Mengenal Supernode PoS, Generasi Baru Algoritma Konsensus Proof-of-Stake
Beragam inovasi melahirkan varian-varian baru pada algoritma konsensus blockchain. Yang kini sedang hangat dibincangkan adalah Supernode Proof-of-Stake (SPoS) yang dibuat oleh Sunny King, si pencipta sistem Proof-of-Stake (PoS). Di proyek V SYSTEMS, sejak akhir 2018, SPoS pun diterapkan, sebagai varian dari Delegated Proof-of-Stake (dPoS). Apa saja kelebihannya?
Apa itu algoritma konsensus?
Data digital yang berlalu-lalang di jaringan blockchain didistribusikan secara peer-to-peer alias langsung antar pengguna. Karena ia tak memiliki komputer sentral yang mengendalikan keseluruhan jaringan, maka diperlukan algoritma untuk mencapai konsensus (kesepakatan) tentang bagaimana data digital itu ditransfer, termasuk aset kriptonya, tentu saja. Algoritma inilah yang menjadi kontrol dan protokol desentralistik semua pengguna yang terkoneksi ke dalamnya.
Perbedaan antara beragam algoritma konsensus
Secara umum ada dua algoritma konsensus yang digunakan pada jaringan komputer blockchain, yakni Proof-of-Work (PoW) dan Proof-of-Stakes (PoS). Sejumlah pengembangan terhadapnya melahirkan beragam konsensus lainnya atas dasar kecepatan dan keamanan, serta kemudahan.
Sistem Proof-of-Work (PoW) digunakan pada blockchain Bitcoin dan blockchain Ethereum. Sedangkan PoS digunakan Peercoin dan dPoS pada blockchain Tron dan sejumlah blockchain lain. Masing-masing mempunyai kelebihan dan kekurangan.
Pada PoW, konsensus dicapai dan terbentuk setara untuk setiap node (komputer) yang terhubung ke jaringan blockchain. Semua node (khususnya node pertambangan) berlomba untuk memvalidasi transaksi pada setiap block-nya. Dan itu tergantung pada kekuatan komputer yang digunakannya. Kelemahannya transaksi berjalan lamban, karena harus disepakati oleh sejumlah besar node dan memerlukan biaya listrik yang tak kecil.
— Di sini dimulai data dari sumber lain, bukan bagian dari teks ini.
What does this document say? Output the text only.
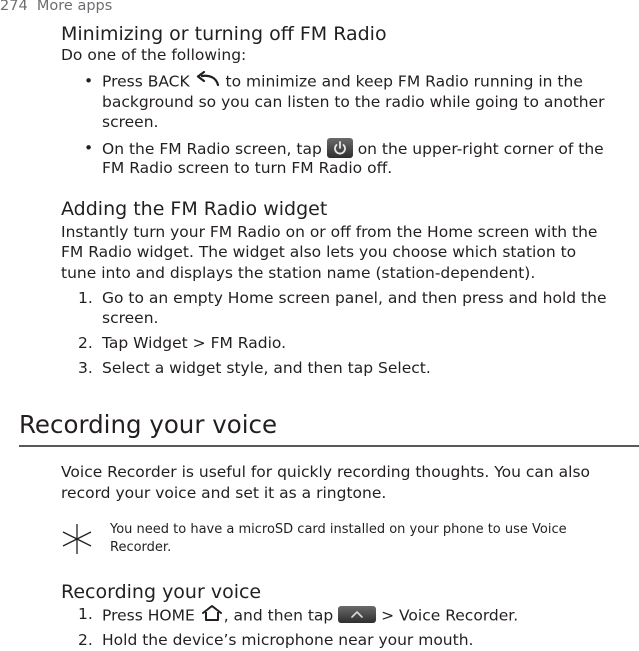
274 More apps
Minimizing or turning off FM Radio
Do one of the following:
• Press BACK to minimize and keep FM Radio running in the
background so you can listen to the radio while going to another
screen.
• On the FM Radio screen, tap on the upper-right corner of the
FM Radio screen to turn FM Radio off.
Adding the FM Radio widget
Instantly turn your FM Radio on or off from the Home screen with the
FM Radio widget. The widget also lets you choose which station to
tune into and displays the station name (station-dependent).
1. Go to an empty Home screen panel, and then press and hold the
screen.
2. Tap Widget > FM Radio.
3. Select a widget style, and then tap Select.
Recording your voice
Voice Recorder is useful for quickly recording thoughts. You can also
record your voice and set it as a ringtone.
You need to have a microSD card installed on your phone to use Voice
Recorder.
Recording your voice
1. Press HOME , and then tap	> Voice Recorder.
2. Hold the device’s microphone near your mouth.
Sedangkan pada PoS semua pihak bisa memvalidasi transaksi berdasarkan jumlah aset kripto yang dimiliki dan disimpannya pada rentang waktu tertentu. Tetapi ini lebih ramah energi.
Berbeda halnya dengan dPoS, hanya node tertentu yang diberikan hak untuk memvalidasi. Pada blockcain EOS hanya 21 node yang berhak sebagai validator, selebihnya terus bersaing, berdasarkan jumlah vote dari pengguna dan aset yang dimilikinya. Demikian pula terjadi pada blockchain Tron yang disebut sebagai Super Representative. Alhasil, transaksi bisa lebih cepat dan kapasitas transaksi juga lebih banyak.
Dalam dPoS sejatinya vote terhadap sebuah node bersifat “sukarela” agar node tersebut bisa berperan sebagai validator transaksi. Jadi, voters secara sistem dan by design, sebenarnya tak mendapatkan imbalan. Kalaupun ada, itu di luar konsensus yang disiapkan.
Di sinilah perbedaan Supernode Proof-of-Stake (SPoS), di mana by design, voters terlibat secara integral di dalam konsensus blockchain. Jadi, voters akan mendapatkan imbalan berupa aset dengan cara meminjamkannya (leasing) kepada node yang berperan sebagai validator.
Dalam proyek blockcchain V SYSTEM ada 3 aspek utama, yakni Block, Minter dan VSYS Coin Holder. Oleh sistem pada awal blockchain dibuat, diterbitkanlah (minting) VSYS Coin sebagai aset kripto-nya dan didistribusikan, lantas disimpan oleh VSYS Coin Holder. Aset itu, agar dapat digunakan Minter (Supernode) sebagai cara untuk memvalidasi, diperoleh dengan cara meminjam (leased) dari VSYS Coin Holder.
Atas kerja-kerja Minter, maka ia mendapatkan imbalan berupa VSYS Coin dari sistem. Demikian pula VSYS Coin Holder mendapatkan imbalan berupa aset yang sama atas jasanya meminjamkan aset.
Tentu saja dengan cara ini mencegah resiko wan prestasi oleh validator yang sudah mendapatkan pinjaman dari voters, sebab setiap peminjaman ada smart contract yang diterapkan. Apakah blockcchain V SYSTEM berkonsensus Supernode Proof-of-Stake (SPoS) akan diminati oleh komunitas blockchain? Sebab si penciptanya, Sunny King adalah pula pencipta PoS yang ternama itu. [*]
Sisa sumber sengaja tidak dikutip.